Riuscire ad accettare l’altro che soffre è innanzitutto accettare che esiste qualcosa o qualcuno che è altro. Altro da noi dal nostro rigoroso ricercare il piacere. Mentre mio figlio dava la pappa alla sua bambina, giorni fa, si poneva la domanda di quando un infante comincia percepire di esistere, di essere un'entità tra le altre.
E la risposta fu che per un bambino non esiste altro che se stesso. Esiste tutto il resto - madre/padre/giochi/pappa/sole/notte - solo in riferimento a se stesso e solo per poterne ricavare piacere. È solo a misura che tutto questo corollario di sé si mostra non manipolabile e resistente in qualche maniera al proprio desiderio di godimento sempre e comunque, che il piccolo comincia ad intuire che lui è solo uno tra tanti.

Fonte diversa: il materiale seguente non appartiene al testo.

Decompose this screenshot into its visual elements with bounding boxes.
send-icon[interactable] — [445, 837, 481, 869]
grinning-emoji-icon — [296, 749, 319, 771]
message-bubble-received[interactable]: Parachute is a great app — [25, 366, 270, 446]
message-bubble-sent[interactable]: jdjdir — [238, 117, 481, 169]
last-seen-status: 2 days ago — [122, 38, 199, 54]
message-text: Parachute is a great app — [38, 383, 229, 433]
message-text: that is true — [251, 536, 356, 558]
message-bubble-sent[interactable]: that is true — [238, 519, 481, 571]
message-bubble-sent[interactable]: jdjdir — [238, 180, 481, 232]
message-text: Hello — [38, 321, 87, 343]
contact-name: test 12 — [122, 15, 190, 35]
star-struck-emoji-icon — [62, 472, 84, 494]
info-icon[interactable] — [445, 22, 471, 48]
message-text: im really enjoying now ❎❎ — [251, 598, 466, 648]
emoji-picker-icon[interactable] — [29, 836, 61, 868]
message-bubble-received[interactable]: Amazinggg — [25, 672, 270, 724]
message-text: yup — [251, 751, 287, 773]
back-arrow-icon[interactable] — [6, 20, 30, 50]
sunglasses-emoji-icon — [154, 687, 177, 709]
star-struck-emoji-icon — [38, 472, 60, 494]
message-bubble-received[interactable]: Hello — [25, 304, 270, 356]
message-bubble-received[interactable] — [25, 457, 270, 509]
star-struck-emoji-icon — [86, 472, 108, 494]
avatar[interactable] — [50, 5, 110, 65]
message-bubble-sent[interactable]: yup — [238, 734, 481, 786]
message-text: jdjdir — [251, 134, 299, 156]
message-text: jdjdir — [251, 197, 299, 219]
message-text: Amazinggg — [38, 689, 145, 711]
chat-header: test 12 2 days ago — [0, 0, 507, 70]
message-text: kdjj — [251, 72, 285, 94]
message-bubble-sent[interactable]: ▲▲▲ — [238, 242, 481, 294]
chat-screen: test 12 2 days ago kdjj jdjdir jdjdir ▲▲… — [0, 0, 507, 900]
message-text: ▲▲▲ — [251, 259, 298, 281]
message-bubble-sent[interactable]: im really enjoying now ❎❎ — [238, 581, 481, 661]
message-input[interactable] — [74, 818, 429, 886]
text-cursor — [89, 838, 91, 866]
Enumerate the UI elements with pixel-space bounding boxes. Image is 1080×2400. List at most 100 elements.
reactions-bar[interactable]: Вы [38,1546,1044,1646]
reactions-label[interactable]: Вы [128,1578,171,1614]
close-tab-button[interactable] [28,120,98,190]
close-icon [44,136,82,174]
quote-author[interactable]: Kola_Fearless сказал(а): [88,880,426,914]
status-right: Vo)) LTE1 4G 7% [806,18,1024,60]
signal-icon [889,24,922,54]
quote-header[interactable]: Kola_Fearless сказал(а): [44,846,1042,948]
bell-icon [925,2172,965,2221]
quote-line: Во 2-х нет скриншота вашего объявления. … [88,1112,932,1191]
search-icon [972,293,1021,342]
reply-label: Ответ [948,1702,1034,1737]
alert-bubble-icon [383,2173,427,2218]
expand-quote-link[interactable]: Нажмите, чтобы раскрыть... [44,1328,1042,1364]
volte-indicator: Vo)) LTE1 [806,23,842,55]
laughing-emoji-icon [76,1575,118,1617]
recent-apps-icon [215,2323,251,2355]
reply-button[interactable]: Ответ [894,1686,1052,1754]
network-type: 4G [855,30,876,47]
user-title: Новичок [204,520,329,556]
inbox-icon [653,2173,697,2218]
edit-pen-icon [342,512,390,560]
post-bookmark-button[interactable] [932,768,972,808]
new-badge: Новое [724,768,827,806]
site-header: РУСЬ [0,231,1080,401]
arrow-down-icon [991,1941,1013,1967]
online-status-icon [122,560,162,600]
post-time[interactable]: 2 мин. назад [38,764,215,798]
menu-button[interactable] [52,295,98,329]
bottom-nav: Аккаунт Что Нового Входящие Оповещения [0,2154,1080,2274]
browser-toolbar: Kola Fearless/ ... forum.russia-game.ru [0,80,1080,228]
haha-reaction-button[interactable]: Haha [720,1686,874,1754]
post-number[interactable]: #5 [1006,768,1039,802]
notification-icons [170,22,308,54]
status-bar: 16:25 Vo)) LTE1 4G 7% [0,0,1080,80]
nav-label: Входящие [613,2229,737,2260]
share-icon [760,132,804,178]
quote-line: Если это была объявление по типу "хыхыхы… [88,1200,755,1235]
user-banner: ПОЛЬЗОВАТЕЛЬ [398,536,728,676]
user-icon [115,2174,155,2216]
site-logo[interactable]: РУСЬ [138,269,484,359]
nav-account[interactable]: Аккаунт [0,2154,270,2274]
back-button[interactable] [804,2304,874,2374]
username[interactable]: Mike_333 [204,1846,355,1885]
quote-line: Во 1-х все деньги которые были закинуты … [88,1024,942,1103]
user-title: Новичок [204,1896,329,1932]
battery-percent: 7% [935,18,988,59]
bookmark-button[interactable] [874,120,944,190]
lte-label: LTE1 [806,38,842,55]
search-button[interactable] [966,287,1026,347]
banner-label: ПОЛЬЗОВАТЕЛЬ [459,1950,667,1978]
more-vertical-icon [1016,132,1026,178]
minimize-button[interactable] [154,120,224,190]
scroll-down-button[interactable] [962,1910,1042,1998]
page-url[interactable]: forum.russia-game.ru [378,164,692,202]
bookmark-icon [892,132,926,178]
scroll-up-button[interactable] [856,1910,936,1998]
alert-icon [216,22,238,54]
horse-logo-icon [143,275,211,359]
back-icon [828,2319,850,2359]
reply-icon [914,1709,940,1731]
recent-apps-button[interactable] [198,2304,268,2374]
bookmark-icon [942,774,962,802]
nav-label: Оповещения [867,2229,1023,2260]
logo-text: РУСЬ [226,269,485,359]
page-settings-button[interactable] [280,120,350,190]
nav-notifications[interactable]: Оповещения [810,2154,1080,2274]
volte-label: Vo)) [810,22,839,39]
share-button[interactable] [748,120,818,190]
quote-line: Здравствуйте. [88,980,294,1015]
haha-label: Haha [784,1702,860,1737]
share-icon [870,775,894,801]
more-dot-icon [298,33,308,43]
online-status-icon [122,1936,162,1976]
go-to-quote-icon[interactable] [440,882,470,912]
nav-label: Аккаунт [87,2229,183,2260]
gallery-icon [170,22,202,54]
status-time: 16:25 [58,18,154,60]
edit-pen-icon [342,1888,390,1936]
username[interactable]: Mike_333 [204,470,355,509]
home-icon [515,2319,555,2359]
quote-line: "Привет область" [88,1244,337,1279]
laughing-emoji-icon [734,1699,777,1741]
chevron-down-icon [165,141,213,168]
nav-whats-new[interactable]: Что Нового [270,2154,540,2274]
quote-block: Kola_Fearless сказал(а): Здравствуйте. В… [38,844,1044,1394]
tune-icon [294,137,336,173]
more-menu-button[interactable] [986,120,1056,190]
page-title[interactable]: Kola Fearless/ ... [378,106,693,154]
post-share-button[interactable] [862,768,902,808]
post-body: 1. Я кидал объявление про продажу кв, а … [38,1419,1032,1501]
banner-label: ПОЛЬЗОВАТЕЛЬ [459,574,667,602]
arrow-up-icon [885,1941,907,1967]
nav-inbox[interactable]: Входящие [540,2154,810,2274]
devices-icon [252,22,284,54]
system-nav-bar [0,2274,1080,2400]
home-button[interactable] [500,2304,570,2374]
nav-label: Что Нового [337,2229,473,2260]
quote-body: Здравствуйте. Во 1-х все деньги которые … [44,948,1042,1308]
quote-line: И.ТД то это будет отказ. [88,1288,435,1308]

E che il reale - se riceverà un'educazione e non un puro allevamento- va relazionato ‘simbolicamente’, cioè attraverso codici e convenzioni che ne rispettino la non disponibilità ultima ai nostri interessi puramente istintuali.
E questo si chiama ‘dolore’.
Il dolore è la forma pietosa di insegnamento che noi siamo limitati. Negarlo e voltarsi dall’altra parte ci condanna a morire.
Chi apre gli occhi perché accetta di non vedere solo sé stesso, entrando nella morte ad occhi aperti - come diceva la Yourcenar - in realtà non morirà mai.
Anche la nostra estate, se pur appassirà come i fiori della foto di Anna, non morirà però mai.